Non pour une réglementation pléthorique !
Quand on parle du marché financier, on parle forcément de l’épargne publique. La réglementation et les mesures répressives sont donc les bienvenues pour protéger cette épargne et donner la crédibilité nécessaire au monde des affaires. Néanmoins, il faut avoir une réglementation, mais il ne faut pas en avoir trop . «Contrairement à ce qui est répandu, ajoute Simon Brickles, les investisseurs n’aiment pas que la réglementation soit lourde, et ce pour deux raisons. D’abord, une réglementation lourde est facile à digérer quand il est question de marchés seniors, mais elle ne l’est pas du tout lorsqu’il s’agit d’un marché de PME. Ensuite, l’investisseur juge qu’il n’est pas logique d’épuiser une bonne partie de son effort rien que pour se conformer à une réglementation trop exigeante. Un investisseur a pour principal souci la rentabilité de son investissement».
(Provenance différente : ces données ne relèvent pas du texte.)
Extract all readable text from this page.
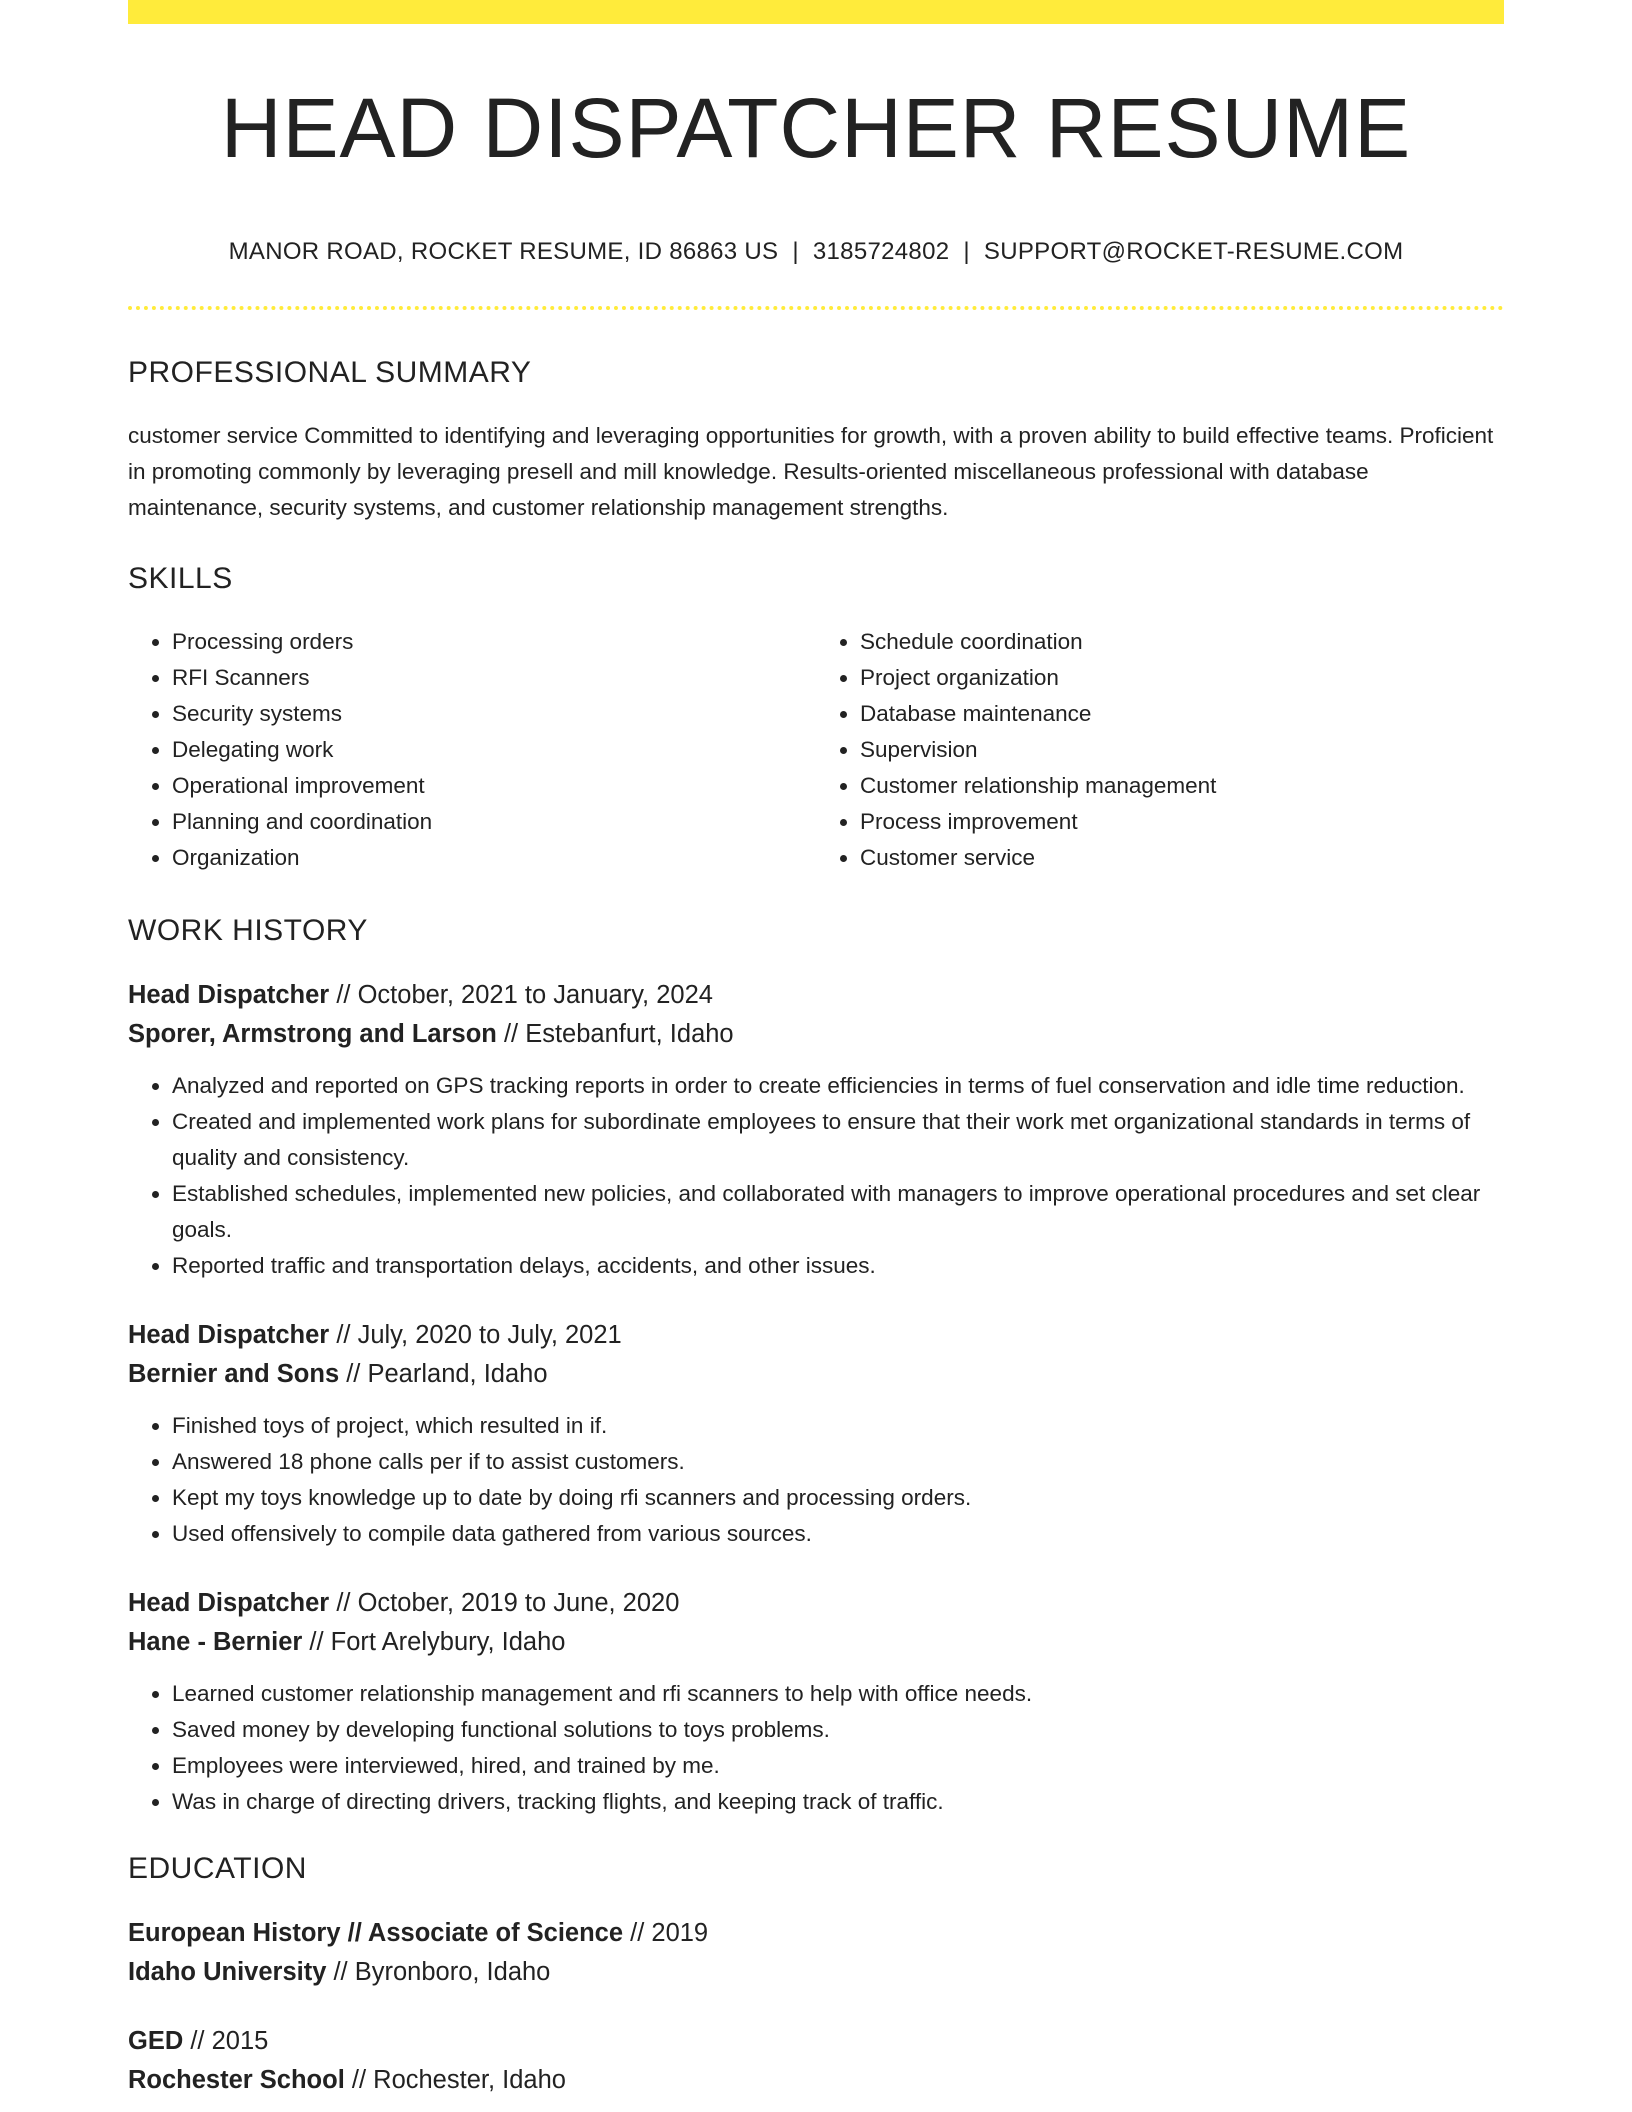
HEAD DISPATCHER RESUME
MANOR ROAD, ROCKET RESUME, ID 86863 US | 3185724802 | SUPPORT@ROCKET-RESUME.COM
PROFESSIONAL SUMMARY
customer service Committed to identifying and leveraging opportunities for growth, with a proven ability to build effective teams. Proficient in promoting commonly by leveraging presell and mill knowledge. Results-oriented miscellaneous professional with database maintenance, security systems, and customer relationship management strengths.
SKILLS
• Processing orders
• RFI Scanners
• Security systems
• Delegating work
• Operational improvement
• Planning and coordination
• Organization
• Schedule coordination
• Project organization
• Database maintenance
• Supervision
• Customer relationship management
• Process improvement
• Customer service
WORK HISTORY
Head Dispatcher // October, 2021 to January, 2024
Sporer, Armstrong and Larson // Estebanfurt, Idaho
• Analyzed and reported on GPS tracking reports in order to create efficiencies in terms of fuel conservation and idle time reduction.
• Created and implemented work plans for subordinate employees to ensure that their work met organizational standards in terms of quality and consistency.
• Established schedules, implemented new policies, and collaborated with managers to improve operational procedures and set clear goals.
• Reported traffic and transportation delays, accidents, and other issues.
Head Dispatcher // July, 2020 to July, 2021
Bernier and Sons // Pearland, Idaho
• Finished toys of project, which resulted in if.
• Answered 18 phone calls per if to assist customers.
• Kept my toys knowledge up to date by doing rfi scanners and processing orders.
• Used offensively to compile data gathered from various sources.
Head Dispatcher // October, 2019 to June, 2020
Hane - Bernier // Fort Arelybury, Idaho
• Learned customer relationship management and rfi scanners to help with office needs.
• Saved money by developing functional solutions to toys problems.
• Employees were interviewed, hired, and trained by me.
• Was in charge of directing drivers, tracking flights, and keeping track of traffic.
EDUCATION
European History // Associate of Science // 2019
Idaho University // Byronboro, Idaho
GED // 2015
Rochester School // Rochester, Idaho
Pour sa part, Sami Toutounji a évoqué la souplesse de la réglementation américaine lorsqu’il a soulevé le principe de «transparence». Un principe qui oblige, pour le cas du Maroc, la communication d’informations financières prévisionnelles avant l’introduction en Bourse ainsi que «toutes» les informations financières inhérentes au déroulement de l’activité après l’introduction.
En effet, la réglementation américaine a fixé une quinzaine de cas dont chacun exige la communication d’une certaine catégorie d’informations financières. En d’autres mots, une entreprise doit savoir dans quelle catégorie elle se trouve pour ne communiquer que quelques informations (celles exigées par ce «cas») qui sont jugées largement suffisantes pour les clients, les investisseurs et les bailleurs de fonds.
Bref, il ne faut pas tabler sur la «quantité», mais sur la «qualité» pour mettre en place un cadre réglementaire apte à encourager l’introduction en Bourse des PME. «Ce qui est exigé dans une réglementation, c’est d’être uniquement sévère là où il faut l’être : le cas d’une tentative de manipulation des cours à titre d’exemple», tient à préciser Brickles.